One of the best ITV1 dramas for years. Although full of flaws, it was clever enough to have us holding our breath as the tension mounted. Normally with ITV dramas, we’re holding our breath hoping to pass out to end the suffering.
What was good about it?
• The ploy of giving all the main characters – splinters from split-up families – a motive for killing the annoying brat Emily (Sinead Michael) – a crime for which they should have been forgiven for anyway, seeing as she was such a manipulative monster.
• Lucy Gannon’s flashback format worked well (for once – it is terribly overused).
• Lesley Sharp and, to a lesser extent, Geraldine Somerville were never less than convincing as the useless good-time-gal mum and overbearing whiny mum.
• Freddie Boath did very well as Jack, a teenager who was realistically drawn by Gannon – not all bad but prone to trouble and resentment.

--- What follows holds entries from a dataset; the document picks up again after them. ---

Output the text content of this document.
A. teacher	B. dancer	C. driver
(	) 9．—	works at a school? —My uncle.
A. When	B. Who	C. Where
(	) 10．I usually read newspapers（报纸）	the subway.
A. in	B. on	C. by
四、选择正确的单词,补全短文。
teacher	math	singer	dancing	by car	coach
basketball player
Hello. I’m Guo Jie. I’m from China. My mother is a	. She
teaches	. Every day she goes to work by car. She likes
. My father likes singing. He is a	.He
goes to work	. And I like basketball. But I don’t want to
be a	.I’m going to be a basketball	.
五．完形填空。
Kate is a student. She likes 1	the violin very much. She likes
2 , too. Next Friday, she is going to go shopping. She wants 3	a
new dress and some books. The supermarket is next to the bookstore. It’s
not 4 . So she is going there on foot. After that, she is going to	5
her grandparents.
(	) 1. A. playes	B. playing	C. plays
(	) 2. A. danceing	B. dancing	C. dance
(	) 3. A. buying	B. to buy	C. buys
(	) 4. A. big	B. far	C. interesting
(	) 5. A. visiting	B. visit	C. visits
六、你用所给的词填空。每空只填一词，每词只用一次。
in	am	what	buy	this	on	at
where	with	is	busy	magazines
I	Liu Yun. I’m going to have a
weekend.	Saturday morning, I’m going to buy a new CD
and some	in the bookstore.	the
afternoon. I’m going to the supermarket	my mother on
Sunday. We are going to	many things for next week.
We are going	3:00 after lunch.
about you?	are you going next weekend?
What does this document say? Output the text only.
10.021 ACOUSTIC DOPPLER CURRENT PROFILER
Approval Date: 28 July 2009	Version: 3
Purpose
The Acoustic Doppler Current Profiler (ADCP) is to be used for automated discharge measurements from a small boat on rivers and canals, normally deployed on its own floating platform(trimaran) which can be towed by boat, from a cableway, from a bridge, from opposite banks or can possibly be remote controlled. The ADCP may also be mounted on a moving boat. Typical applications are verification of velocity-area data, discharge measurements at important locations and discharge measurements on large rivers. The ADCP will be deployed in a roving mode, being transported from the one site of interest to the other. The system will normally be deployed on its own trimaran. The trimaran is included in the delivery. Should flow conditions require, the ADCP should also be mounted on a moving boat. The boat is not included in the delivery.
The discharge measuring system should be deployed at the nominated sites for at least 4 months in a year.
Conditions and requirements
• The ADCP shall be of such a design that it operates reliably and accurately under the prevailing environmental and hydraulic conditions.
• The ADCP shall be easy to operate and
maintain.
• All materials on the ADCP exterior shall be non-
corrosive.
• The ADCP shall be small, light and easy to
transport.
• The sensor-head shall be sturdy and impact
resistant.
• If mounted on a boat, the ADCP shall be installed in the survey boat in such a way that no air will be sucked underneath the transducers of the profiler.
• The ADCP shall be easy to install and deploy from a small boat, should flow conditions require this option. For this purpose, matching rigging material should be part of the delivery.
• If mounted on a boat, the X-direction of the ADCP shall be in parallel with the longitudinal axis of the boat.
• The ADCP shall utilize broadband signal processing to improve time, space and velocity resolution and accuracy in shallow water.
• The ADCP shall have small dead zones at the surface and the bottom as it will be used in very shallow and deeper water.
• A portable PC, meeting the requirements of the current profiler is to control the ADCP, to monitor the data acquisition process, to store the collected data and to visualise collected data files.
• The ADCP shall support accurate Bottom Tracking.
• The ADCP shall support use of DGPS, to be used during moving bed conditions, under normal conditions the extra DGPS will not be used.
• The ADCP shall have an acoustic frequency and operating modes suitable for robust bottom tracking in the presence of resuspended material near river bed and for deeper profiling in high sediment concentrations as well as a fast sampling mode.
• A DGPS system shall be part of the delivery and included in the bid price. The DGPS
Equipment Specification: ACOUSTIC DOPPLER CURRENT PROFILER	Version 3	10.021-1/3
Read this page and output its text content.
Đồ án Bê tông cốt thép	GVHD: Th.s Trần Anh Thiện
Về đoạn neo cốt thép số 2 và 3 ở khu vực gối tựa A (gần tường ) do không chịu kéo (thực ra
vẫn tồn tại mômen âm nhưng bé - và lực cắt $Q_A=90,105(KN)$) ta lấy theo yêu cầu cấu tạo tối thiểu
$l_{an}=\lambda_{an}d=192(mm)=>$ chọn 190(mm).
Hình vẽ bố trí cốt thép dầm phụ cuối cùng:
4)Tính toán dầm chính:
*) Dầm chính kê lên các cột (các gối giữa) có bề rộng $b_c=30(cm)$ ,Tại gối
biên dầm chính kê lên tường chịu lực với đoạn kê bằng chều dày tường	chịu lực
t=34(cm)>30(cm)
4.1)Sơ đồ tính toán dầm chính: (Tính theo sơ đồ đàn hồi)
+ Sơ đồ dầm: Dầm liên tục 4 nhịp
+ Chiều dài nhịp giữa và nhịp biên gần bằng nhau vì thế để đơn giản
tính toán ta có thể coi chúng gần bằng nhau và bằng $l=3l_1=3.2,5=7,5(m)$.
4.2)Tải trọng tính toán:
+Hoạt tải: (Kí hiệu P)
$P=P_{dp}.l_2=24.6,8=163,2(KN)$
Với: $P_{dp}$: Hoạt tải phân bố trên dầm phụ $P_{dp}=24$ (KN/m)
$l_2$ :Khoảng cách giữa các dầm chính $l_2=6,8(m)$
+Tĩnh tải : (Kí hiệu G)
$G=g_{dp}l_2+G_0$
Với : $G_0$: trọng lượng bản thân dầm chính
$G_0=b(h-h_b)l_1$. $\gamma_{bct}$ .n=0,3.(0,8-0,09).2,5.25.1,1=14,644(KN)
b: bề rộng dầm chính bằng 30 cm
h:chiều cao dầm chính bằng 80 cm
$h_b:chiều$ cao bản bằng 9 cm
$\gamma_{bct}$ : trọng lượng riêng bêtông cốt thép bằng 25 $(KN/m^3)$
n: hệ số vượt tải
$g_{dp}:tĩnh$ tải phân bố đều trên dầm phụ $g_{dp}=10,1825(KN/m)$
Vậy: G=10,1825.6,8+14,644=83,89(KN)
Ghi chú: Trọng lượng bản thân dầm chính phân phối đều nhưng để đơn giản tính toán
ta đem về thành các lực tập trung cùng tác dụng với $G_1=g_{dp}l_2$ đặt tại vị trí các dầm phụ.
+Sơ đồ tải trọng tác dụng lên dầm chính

• The copper saying: “That’ll be the mum, then” when he hears a howl from the scene where Emily has met her death in a fall through a french window. The fatal footage was replayed so often we’re now as familiar with it as Geoff Hurst’s World Cup winning goal and Michael Parkinson’s Emu encounter.
What was bad about it?
• Although it held our attention, The Children’s characters were, in the main, easy to loathe and hardly realistic. Kevin Whately (we’re not fans) played head teacher Cameron who was so inept he wouldn’t survive a cursory Ofted glance; Ian Puleston-Davies (playing to type) was a radio DJ who was so appalling/Simon Batesy, he wouldn’t have a single listener.
• The adults were such typical examples of the middle classes that they all become totally untypical.
• The parenting skills left a lot to be desired – Jack and Emily would have been better off taking their chances in Gary Glitter’s spare room.
• Scenes featuring Whately snogging or shagging.